Startup finance is the initial infusion of money in
the business. The most essential aspect of establishing a startup is to
determine the route of funding and convincing the investors to invest in your
innovative product or service.
The first thing an entrepreneur should keep in mind is
that there is going to be risk. Nothing rewards better than risk. And so it is
important to take some risks and speed up the initial operations of the
business. The startup can be financed through personal savings, loans, vendor
financing, etc. The entrepreneur always has the option to go to the banks but
the problem is most of the banks are not interested in investing in startups
due to the high amount of risk involved. An entrepreneur needs to have a very
strong business plan in order to convince his/her investors.
Following
can be listed as sources of Startup finance:
1. Personal
Financing : No one trusts your ideas better than you yourself. And also
people may start startups after getting a base through mainstream jobs and thus
may be in a position to finance their
own startups.
2. Family and
friends : An entrepreneur can pitch his/her ideas to members of families
and friend cricles in order to raise money for the startup.
3. Microloans :
A Microloan is a small loan offered
to someone or a group of people in need. Microloans are helpful to
entrepreneurs who are just starting out and need extra cash to expand. There
are many "Bachat gats", Co-operative societies, money-lending
organizations, etc for the entrepreneur to raise finance through microloans by
paying a slight higher rate of interest.
4. Vendor
financing : Vendor finance is
a form of lending in which a company lends money to be used by the borrower to
buy the vendor's products or property. Vendor finance is usually in the form of deferred loans from, or
shares subscribed by, the vendor. The vendor often takes shares
in the borrowing company.
5. Peer-to-peer
lending : Peer-to-peer (P2P) lending enables individuals to obtain loans
directly from other individuals, cutting out the financial institution as the
middleman. Some of the P2P lending platforms are Faircent, OMLP2P,
Lendenclub, Finzy, i2ifunding, Cashkumar, Rupeecircle, Lendbox, etc. The amount
for borrowings and tenure of the loan vary for P2P companies.

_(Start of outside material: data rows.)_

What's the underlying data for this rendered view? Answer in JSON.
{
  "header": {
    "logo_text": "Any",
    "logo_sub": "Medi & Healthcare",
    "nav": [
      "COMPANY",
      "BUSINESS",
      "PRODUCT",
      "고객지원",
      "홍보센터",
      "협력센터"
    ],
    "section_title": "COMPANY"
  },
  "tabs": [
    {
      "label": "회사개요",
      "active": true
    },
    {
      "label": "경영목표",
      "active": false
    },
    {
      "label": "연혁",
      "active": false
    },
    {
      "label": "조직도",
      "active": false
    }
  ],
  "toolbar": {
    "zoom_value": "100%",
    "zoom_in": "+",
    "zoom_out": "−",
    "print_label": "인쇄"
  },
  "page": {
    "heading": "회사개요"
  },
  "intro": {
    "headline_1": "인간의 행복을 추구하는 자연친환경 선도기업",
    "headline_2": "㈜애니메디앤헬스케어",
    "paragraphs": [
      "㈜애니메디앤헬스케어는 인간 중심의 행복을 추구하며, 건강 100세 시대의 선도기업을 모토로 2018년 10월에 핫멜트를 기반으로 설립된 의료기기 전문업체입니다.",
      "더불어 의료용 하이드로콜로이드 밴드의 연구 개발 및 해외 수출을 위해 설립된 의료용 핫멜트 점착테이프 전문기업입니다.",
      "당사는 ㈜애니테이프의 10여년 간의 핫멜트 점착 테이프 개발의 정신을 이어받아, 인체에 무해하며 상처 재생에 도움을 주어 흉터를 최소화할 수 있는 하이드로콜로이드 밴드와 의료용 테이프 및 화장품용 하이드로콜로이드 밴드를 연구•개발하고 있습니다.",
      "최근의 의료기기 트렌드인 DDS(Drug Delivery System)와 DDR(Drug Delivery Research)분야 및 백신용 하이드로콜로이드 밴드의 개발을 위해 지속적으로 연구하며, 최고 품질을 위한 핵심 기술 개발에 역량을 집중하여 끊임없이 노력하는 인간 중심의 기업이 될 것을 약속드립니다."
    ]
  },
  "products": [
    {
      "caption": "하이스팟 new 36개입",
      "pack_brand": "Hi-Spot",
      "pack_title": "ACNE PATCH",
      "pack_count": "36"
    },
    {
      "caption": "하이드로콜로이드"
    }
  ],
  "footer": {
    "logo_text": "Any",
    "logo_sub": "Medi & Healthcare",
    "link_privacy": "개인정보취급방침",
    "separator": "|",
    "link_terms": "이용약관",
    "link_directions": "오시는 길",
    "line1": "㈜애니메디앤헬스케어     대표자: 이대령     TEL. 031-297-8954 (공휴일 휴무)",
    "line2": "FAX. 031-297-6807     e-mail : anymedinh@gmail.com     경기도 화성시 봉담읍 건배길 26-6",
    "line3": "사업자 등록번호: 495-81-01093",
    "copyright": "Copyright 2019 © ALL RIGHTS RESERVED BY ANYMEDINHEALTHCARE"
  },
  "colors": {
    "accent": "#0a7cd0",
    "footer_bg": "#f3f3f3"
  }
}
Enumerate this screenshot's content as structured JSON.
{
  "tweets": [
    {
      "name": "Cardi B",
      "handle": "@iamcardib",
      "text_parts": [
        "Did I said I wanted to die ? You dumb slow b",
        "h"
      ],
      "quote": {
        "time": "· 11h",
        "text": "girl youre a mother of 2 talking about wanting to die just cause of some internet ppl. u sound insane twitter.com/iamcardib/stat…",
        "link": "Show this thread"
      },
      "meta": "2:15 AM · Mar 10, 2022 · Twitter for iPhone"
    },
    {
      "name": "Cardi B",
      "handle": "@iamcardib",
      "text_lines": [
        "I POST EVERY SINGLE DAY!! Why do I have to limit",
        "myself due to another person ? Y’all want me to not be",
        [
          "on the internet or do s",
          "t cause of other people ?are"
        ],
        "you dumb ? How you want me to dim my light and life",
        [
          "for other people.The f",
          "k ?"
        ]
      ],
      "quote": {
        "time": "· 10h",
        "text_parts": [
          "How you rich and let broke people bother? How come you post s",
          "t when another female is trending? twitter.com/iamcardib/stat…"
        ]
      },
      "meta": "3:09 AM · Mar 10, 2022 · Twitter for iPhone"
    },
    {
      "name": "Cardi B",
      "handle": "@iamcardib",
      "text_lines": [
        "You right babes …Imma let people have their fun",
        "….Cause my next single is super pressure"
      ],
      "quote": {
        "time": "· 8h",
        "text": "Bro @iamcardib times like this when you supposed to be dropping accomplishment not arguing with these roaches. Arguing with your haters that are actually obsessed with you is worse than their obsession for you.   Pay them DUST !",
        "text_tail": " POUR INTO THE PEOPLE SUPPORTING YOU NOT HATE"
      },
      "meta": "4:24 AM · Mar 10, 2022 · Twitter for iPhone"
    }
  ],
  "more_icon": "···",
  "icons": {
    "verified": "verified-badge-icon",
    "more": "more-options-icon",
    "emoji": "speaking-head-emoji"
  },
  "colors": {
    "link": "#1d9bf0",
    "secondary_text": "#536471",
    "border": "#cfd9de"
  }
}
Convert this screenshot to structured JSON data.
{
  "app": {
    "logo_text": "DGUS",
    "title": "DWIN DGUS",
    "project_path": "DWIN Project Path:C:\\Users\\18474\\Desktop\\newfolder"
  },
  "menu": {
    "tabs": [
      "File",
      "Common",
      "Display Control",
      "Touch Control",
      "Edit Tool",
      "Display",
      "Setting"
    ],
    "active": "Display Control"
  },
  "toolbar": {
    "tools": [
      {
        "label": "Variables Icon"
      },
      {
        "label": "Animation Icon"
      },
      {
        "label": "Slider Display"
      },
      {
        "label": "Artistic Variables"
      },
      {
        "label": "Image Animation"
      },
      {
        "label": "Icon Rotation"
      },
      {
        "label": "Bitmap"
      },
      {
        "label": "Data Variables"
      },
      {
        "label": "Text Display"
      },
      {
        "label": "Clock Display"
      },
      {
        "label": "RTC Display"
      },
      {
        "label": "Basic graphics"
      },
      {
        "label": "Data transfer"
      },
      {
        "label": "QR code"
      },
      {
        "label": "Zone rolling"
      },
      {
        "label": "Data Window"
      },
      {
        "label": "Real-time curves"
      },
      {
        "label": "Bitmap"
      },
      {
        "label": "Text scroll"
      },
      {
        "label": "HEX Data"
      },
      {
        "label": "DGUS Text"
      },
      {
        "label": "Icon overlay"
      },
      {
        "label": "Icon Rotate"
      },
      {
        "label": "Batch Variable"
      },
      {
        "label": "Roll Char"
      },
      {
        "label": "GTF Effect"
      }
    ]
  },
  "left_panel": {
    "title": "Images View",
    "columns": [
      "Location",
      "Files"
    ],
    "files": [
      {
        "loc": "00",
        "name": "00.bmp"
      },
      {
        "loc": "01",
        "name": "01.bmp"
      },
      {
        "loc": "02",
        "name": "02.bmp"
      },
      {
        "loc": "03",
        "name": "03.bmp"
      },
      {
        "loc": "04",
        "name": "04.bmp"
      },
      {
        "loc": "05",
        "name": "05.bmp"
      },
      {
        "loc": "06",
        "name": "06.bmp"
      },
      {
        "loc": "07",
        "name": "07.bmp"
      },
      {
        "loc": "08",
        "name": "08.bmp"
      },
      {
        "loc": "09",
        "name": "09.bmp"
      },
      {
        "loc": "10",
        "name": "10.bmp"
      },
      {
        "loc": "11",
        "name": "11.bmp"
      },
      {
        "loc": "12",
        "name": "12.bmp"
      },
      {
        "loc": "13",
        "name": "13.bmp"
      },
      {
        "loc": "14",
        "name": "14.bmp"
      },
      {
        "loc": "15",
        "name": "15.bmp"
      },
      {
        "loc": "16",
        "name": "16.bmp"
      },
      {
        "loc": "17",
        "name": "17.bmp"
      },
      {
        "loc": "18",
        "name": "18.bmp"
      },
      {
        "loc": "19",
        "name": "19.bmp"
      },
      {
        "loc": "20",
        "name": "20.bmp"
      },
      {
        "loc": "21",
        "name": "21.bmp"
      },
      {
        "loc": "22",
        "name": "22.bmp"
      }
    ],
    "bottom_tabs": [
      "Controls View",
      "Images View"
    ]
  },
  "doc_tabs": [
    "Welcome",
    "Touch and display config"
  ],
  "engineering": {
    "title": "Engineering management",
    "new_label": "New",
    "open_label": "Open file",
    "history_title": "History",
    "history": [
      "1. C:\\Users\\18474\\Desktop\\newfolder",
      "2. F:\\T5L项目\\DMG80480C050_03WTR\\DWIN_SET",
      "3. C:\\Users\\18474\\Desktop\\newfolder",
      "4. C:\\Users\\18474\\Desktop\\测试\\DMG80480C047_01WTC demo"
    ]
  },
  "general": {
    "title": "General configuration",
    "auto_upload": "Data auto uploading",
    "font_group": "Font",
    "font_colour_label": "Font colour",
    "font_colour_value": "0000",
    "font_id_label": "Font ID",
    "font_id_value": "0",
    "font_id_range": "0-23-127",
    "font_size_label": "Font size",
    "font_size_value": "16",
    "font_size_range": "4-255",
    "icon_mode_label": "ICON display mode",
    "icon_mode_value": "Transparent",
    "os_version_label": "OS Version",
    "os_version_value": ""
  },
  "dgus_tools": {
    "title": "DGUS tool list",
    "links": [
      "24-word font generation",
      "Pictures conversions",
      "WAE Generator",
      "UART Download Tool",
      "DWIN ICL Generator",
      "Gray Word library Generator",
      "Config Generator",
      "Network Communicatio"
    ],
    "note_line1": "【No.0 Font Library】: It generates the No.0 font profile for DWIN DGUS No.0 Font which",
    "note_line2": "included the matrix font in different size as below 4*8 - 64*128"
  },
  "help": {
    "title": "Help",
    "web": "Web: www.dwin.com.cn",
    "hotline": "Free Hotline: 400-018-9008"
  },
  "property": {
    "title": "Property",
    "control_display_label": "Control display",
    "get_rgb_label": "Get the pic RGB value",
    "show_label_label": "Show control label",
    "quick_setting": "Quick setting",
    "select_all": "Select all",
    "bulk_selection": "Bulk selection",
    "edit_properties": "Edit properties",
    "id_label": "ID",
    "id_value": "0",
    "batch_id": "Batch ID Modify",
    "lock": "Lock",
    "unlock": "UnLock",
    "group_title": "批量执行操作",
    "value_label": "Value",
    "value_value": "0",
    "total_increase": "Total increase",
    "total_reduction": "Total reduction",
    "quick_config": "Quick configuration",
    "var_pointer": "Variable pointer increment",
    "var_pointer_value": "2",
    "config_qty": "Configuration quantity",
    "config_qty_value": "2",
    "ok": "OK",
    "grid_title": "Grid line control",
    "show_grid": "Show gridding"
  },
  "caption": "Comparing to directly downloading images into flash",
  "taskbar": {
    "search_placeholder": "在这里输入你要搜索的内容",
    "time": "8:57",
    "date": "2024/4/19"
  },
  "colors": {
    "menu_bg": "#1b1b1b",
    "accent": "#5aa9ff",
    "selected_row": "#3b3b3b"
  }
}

6. Crowd Funding : Crowdfunding is the use of small amounts of capital from
a large number of individuals to finance a new business venture. Crowdfunding
makes use of the easy accessibility of vast networks of people
through social media and crowdfunding websites to bring investors and
entrepreneurs together, with the potential to increase entrepreneurship by
expanding the pool of investors beyond the traditional circle of owners,
relatives and venture capitalists. Kickstarter, Wishberry, Indiegogo,
Fueladream, Fundable are few famous platforms for crowdfunding in India.
7. Factoring
Accounts Receivables : Accounts receivable financing is an agreement that
involves capital principal in relation to a company’s accounts receivables. Accounts
receivable are assets equal to the outstanding balances of invoices billed to
customers but not yet paid. Accounts receivable financing is typically
structured as an asset sale. In this type of agreement, a company sells
accounts receivable to a financier.
The above mentioned are some of the major sources of
startup finance and an entrepreneur after studying his/her business model and
future estimates should determine the source of the finance as it is one of the
most eminent factor in the success of the business.